The effective reproduction number: convexity, concavity and invariance

TL;DR

This paper analyzes the mathematical properties of the effective reproduction number in epidemic models, focusing on convexity, concavity, and invariance, to inform optimal vaccination strategies in heterogeneous populations.

Contribution

It provides new conditions under which the effective reproduction number function is convex, concave, or invariant, extending to infinite-dimensional models with integral operators.

Findings

Identifies conditions for convexity and concavity of R_e.

Establishes invariance properties of R_e under certain model transformations.

Extends analysis to infinite-dimensional integral operator models.

Abstract

Motivated by the question of optimal vaccine allocation strategies in heterogeneous population for epidemic models, we study various properties of the \emph{effective reproduction number}. In the simplest case, given a fixed, non-negative matrix $K$, this corresponds mathematically to the study of the spectral radius $R_e(\eta)$ of the matrix product $\mathrm{Diag}(\eta)K$, as a function of $\eta\in\mathbb{R}_+^n$. The matrix $K$ and the vector $\eta$ can be interpreted as a next-generation operator and a vaccination strategy.

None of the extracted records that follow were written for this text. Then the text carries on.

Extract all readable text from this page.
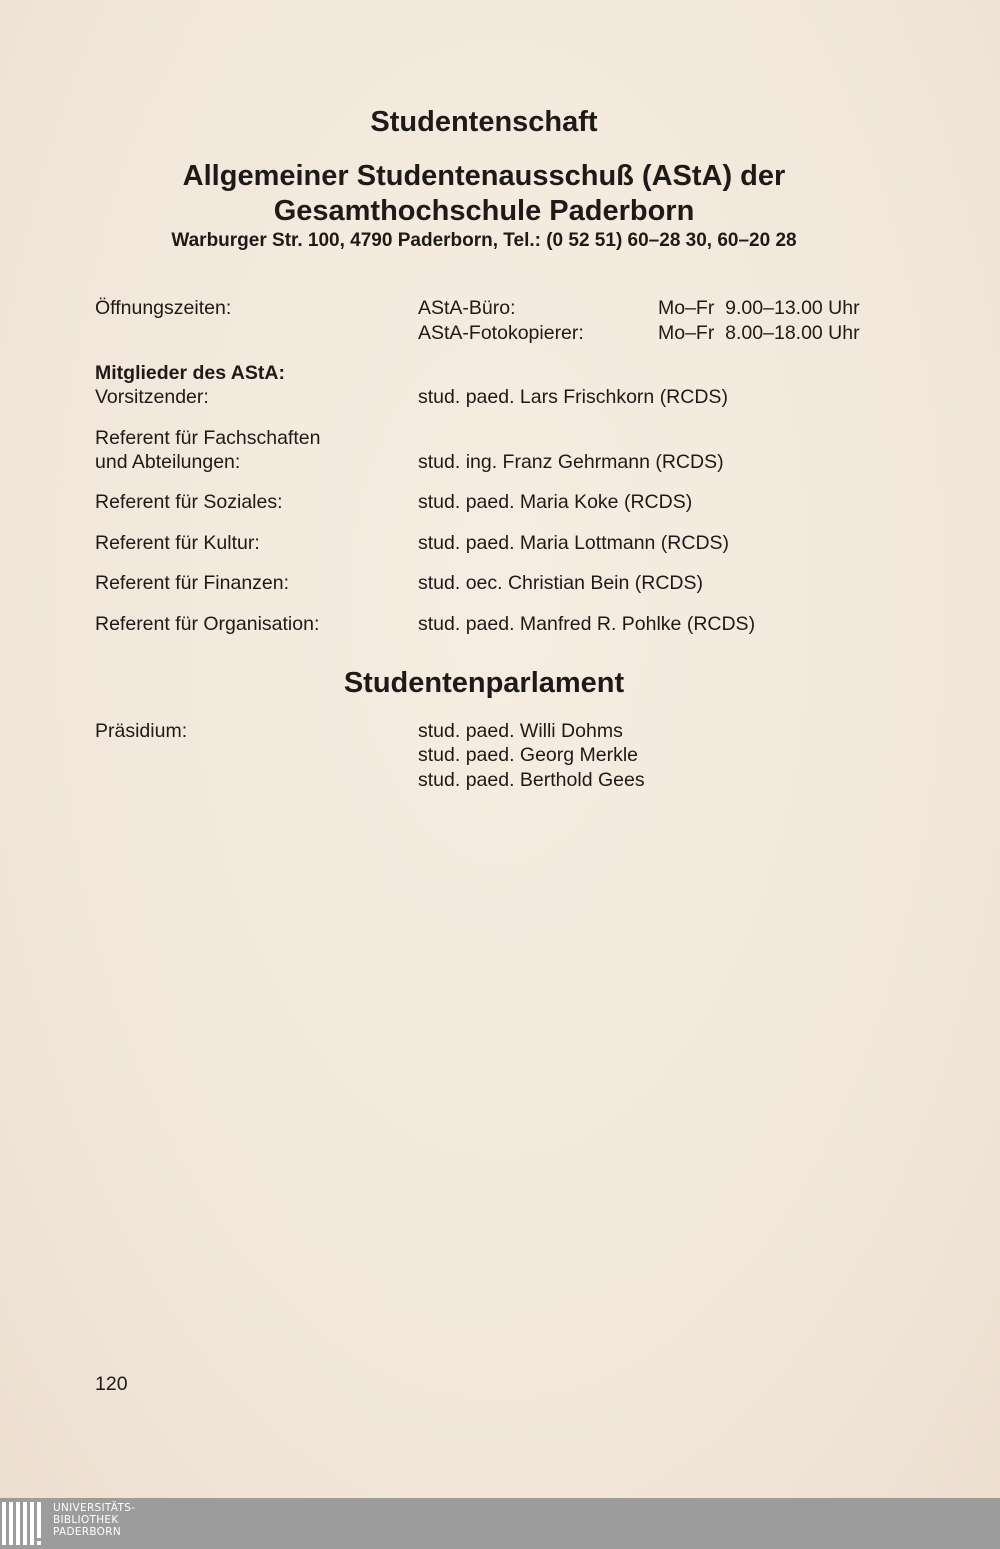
Studentenschaft
Allgemeiner Studentenausschuß (AStA) der
Gesamthochschule Paderborn
Warburger Str. 100, 4790 Paderborn, Tel.: (0 52 51) 60–28 30, 60–20 28
Öffnungszeiten:	AStA-Büro:	Mo–Fr  9.00–13.00 Uhr
AStA-Fotokopierer:	Mo–Fr  8.00–18.00 Uhr
Mitglieder des AStA:
Vorsitzender:	stud. paed. Lars Frischkorn (RCDS)
Referent für Fachschaften
und Abteilungen:	stud. ing. Franz Gehrmann (RCDS)
Referent für Soziales:	stud. paed. Maria Koke (RCDS)
Referent für Kultur:	stud. paed. Maria Lottmann (RCDS)
Referent für Finanzen:	stud. oec. Christian Bein (RCDS)
Referent für Organisation:	stud. paed. Manfred R. Pohlke (RCDS)
Studentenparlament
Präsidium:	stud. paed. Willi Dohms
stud. paed. Georg Merkle
stud. paed. Berthold Gees
120
UNIVERSITÄTS-
BIBLIOTHEK
PADERBORN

This can be generalized in an infinite dimensional case where the matrix $K$ is replaced by a positive integral compact operator, which is composed with a multiplication by a non-negative function $\eta$. We give sufficient conditions for the function $R_e$ to be convex or a concave. Eventually, we provide equivalence properties on models which ensure that the function $R_e$ is unchanged.